Nissan and Daimler will turn to Mexico as they continue ramping up their rapidly growing partnership. The German maker is planning to set up a plant of its own next to the $2billion assembly complex the Japanese maker plans to open in Aguascalientes, Mexico in 2013.
The Daimler plant would be used to produce a wide range of small luxury products for both the Mercedes-Benz brand and Nissan’s Infiniti division. These are expected to include the next-generation A-class and a production version of the Etherea concept, which will share Daimler’s new MFA small car architecture.
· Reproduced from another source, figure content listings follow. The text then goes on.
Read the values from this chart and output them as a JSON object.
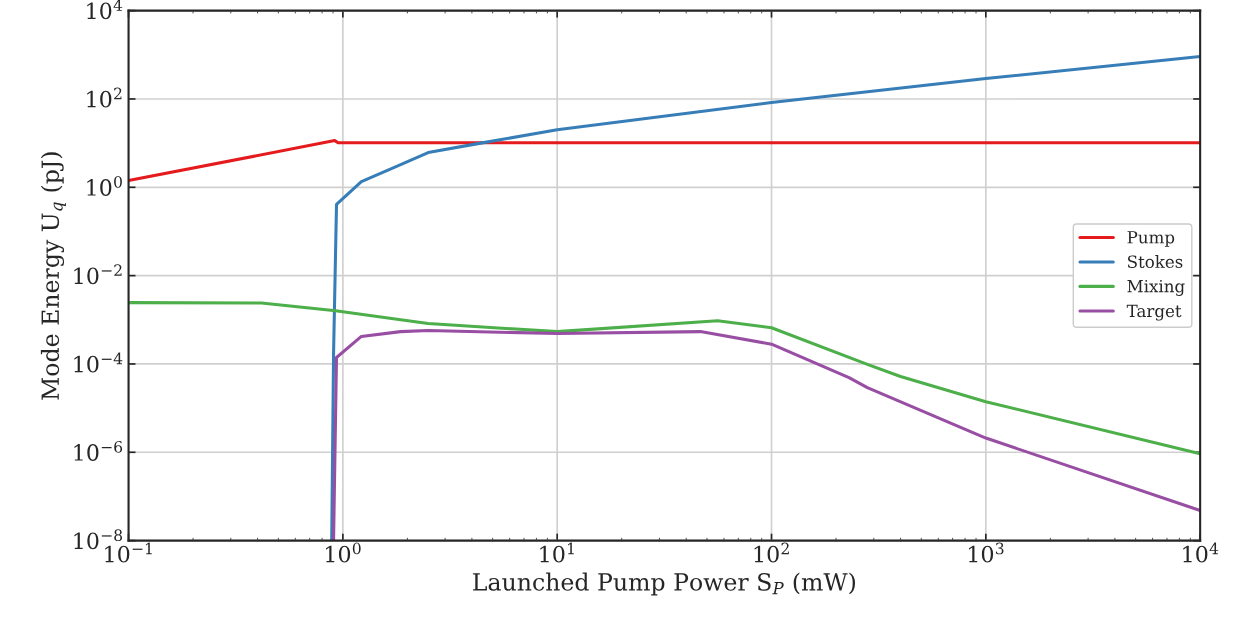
{
  "chart_data": {
    "type": "line",
    "xlabel": "Launched Pump Power S$_{P}$ (mW)",
    "ylabel": "Mode Energy U$_{q}$ (pJ)",
    "log": "xy",
    "grid": true,
    "legend": "center right",
    "line_style": "solid",
    "xlim": [
      0.1,
      10000
    ],
    "ylim": [
      1e-08,
      10000
    ],
    "xticks": [
      {
        "value": 0.1,
        "label": "10$^{−1}$"
      },
      {
        "value": 1,
        "label": "10$^{0}$"
      },
      {
        "value": 10,
        "label": "10$^{1}$"
      },
      {
        "value": 100,
        "label": "10$^{2}$"
      },
      {
        "value": 1000,
        "label": "10$^{3}$"
      },
      {
        "value": 10000,
        "label": "10$^{4}$"
      }
    ],
    "yticks": [
      {
        "value": 1e-08,
        "label": "10$^{−8}$"
      },
      {
        "value": 1e-06,
        "label": "10$^{−6}$"
      },
      {
        "value": 0.0001,
        "label": "10$^{−4}$"
      },
      {
        "value": 0.01,
        "label": "10$^{−2}$"
      },
      {
        "value": 1,
        "label": "10$^{0}$"
      },
      {
        "value": 100,
        "label": "10$^{2}$"
      },
      {
        "value": 10000,
        "label": "10$^{4}$"
      }
    ],
    "series": [
      {
        "name": "Pump",
        "color": "#e41a1c",
        "x": [
          0.1,
          0.916,
          0.95,
          10000
        ],
        "values": [
          1.42,
          11.4,
          10.2,
          10.2
        ]
      },
      {
        "name": "Stokes",
        "color": "#377eb8",
        "x": [
          0.887,
          0.905,
          0.934,
          1.22,
          1.76,
          2.5,
          4.4,
          10,
          100,
          1000,
          10000
        ],
        "values": [
          1e-08,
          0.00018,
          0.41,
          1.35,
          2.9,
          6.1,
          10,
          20,
          83,
          290,
          910
        ]
      },
      {
        "name": "Mixing",
        "color": "#4daf4a",
        "x": [
          0.1,
          0.417,
          0.925,
          1.86,
          2.5,
          10,
          56,
          100,
          280,
          400,
          1000,
          10000
        ],
        "values": [
          0.00245,
          0.0024,
          0.0016,
          0.001,
          0.00082,
          0.00054,
          0.00095,
          0.00066,
          9.8e-05,
          5.2e-05,
          1.4e-05,
          9.3e-07
        ]
      },
      {
        "name": "Target",
        "color": "#984ea3",
        "x": [
          0.905,
          0.934,
          1.22,
          1.86,
          2.5,
          10,
          46.6,
          100,
          230,
          280,
          1000,
          10000
        ],
        "values": [
          1e-08,
          0.00014,
          0.00042,
          0.00054,
          0.00057,
          0.00049,
          0.00054,
          0.00028,
          4.9e-05,
          2.9e-05,
          2.1e-06,
          4.8e-08
        ]
      }
    ]
  }
}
But Daimler and Nissan are also likely to produce some new battery-based models in Aguascalientes, senior sources confirmed.
Officially, neither Daimler nor the Renault/Nissan Alliance would discuss the plan, though a spokesperson for the German company referred to a recent comment by CEO Dieter Zetsche in which he stressed that further joint ventures are under study.
The two makers have been looking for ways to co-operate since first teaming up in 2010. Just this month, Zetsche and Renault/Nissan CEO Carlos Ghosn jointly revealed they will produce a new line of four-cylinder engines at the Nissan powertrain plant in Decherd, Tennessee. It will be used in the new Mercedes C-class and some unnamed Infiniti and Nissan models.
Last autumn, during the Frankfurt motor show, Daimler confirmed that the new MFA compact luxury car “architecture” will be shared with Nissan for the upcoming production version of the Infiniti Etherea concept unveiled at the Geneva motor show in March 2011. Daimler, meanwhile, will use the MFA platform for at least five different models, including both the next-generation A- and B-class lines.
Nissan announced plans for its new Mexican assembly complex this week, noting that two existing plants there are now at capacity, producing a record 600,000 vehicles in 2012. The new factory will help bump that to one million units or more in the coming years. That will help satisfy growing demand in the region – while also allowing Nissan to sidestep the impact of a strong yen on corporate profits.